With the studied grace that typifies her intrinsic style, celebrated Bharatnatyam dancer and Padma Shri awardee Geeta Chandran presented her latest composition Dooti Vilasam at the Chinmaya Auditorium recently.
The solo one-hour show was an expanded poem in dance celebrating human relationships --- how a tender friendship between two girls who have grown up together, with a multitude of shared happy, sad and otherwise memorable experiences, is shattered with misgivings. In Dooti Vilasam, Geeta reconstructed the traditional margam of Bharatanatyam to emerge with a format that is fresh and fragrant, pleasing the audience with her mastery over the art at the same time.
Inspired by a wide canvas of creative writing on the theme of friendship that spans from Aristotle to Rumi and Charles Lamb, Dooti Vilasam is conceptualised in three sections: ‘Just the other day’, ‘The Plea’ and ‘Shattered Glass’. ‘Just the other day’ traces the tender beginnings of a fragile friendship that has withstood the wrath of time. The friends grow up into the second section ‘The Plea’ where desires have arisen; unable to bear the torment of her friend in love, the other sakhi ventures to the hero to advocate her friend’s case. In ‘Shattered glass,’ this friendship has been trespassed by doubts of the other’s integrity and recriminations take over. Geeta presents the refracted emotions.

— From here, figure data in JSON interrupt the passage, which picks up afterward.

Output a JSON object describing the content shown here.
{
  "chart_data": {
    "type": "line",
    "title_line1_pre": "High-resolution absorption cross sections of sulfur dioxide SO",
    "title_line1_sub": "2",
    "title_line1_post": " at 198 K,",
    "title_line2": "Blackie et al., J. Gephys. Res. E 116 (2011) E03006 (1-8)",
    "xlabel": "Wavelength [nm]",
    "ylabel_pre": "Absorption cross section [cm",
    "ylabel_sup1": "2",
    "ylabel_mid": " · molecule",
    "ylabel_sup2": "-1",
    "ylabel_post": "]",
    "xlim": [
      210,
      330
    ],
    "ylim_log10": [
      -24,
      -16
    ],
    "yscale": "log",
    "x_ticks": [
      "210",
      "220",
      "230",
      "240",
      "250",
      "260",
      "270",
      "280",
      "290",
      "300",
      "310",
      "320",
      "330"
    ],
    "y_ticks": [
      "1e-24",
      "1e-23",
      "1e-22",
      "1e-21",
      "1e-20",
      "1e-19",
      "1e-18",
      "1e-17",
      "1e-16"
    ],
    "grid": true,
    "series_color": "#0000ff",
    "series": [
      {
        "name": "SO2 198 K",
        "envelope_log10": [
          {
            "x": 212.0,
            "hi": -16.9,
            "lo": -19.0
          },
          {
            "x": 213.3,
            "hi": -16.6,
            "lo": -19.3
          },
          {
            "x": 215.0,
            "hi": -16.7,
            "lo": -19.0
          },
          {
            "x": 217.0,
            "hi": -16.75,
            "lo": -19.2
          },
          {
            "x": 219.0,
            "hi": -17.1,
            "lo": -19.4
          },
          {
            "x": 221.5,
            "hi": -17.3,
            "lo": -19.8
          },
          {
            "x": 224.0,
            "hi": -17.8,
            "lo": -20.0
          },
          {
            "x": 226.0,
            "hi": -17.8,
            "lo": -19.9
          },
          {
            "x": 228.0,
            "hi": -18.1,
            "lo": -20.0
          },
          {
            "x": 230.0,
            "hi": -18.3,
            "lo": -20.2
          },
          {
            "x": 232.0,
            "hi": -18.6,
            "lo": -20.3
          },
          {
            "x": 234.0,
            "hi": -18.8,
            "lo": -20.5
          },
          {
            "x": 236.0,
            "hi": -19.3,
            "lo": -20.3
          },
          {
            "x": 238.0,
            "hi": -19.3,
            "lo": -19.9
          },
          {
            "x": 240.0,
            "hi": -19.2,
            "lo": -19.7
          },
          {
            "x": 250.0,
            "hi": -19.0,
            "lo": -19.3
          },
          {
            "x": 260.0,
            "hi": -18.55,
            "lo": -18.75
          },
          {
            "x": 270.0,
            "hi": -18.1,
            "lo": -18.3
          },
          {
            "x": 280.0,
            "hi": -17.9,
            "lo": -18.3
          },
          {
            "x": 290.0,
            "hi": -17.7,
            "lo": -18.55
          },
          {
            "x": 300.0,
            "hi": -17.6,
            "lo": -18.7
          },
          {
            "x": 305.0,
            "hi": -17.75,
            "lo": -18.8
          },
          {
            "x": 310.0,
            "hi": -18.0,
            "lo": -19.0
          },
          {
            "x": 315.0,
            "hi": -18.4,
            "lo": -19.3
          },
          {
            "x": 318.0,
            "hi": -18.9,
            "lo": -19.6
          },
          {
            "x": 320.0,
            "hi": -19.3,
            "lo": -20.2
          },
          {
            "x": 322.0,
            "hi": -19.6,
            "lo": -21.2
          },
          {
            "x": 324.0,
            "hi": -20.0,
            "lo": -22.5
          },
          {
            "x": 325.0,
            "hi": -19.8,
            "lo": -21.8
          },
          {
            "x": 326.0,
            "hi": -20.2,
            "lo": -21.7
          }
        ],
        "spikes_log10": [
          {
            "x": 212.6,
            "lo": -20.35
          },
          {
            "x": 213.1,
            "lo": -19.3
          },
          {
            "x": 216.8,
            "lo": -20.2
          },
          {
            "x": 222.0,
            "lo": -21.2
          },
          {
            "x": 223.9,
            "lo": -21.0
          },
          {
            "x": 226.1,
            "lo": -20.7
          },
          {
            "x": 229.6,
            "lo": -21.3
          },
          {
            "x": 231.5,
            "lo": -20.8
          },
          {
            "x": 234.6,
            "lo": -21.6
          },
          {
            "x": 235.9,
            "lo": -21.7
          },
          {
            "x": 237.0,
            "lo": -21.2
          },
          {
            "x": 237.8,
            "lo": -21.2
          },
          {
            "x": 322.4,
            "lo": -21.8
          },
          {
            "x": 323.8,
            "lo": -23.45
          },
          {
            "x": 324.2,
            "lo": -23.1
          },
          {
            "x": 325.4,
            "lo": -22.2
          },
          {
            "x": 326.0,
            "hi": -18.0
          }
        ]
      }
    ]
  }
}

Geeta Chandran’s performance presented her awesome talent in both tala (rhythm) and bhava (expressional) aspects of Bharatanatyam. The structure takes from Alarippu, Jatiswaram, Varnam, Padam and Tillana. Only it is not sequenced separately, but rather flows seamlessly into the larger gush of the theme that the performance seeks to engage viewers with.
Clearly, in choreographing Dooti Vilasam, Geeta Chandran envisioned revitalising the traditional margam of Bharatanatyam that is often cast aside as repetitive or even tiresome. Here tradition is given a charming twist, making it fresh and appealing.
Geeta Chandran says that in the crafting of Dooti…, she has synthesised the knowledge she received from a galaxy of eminent gurus to imprint Bharatanatyam with her personal vision of the dance. She skilfully weaves abstract notions of joy, beauty, values, aspirations, mythand spirituality. Evidently, this is a piece for posterity.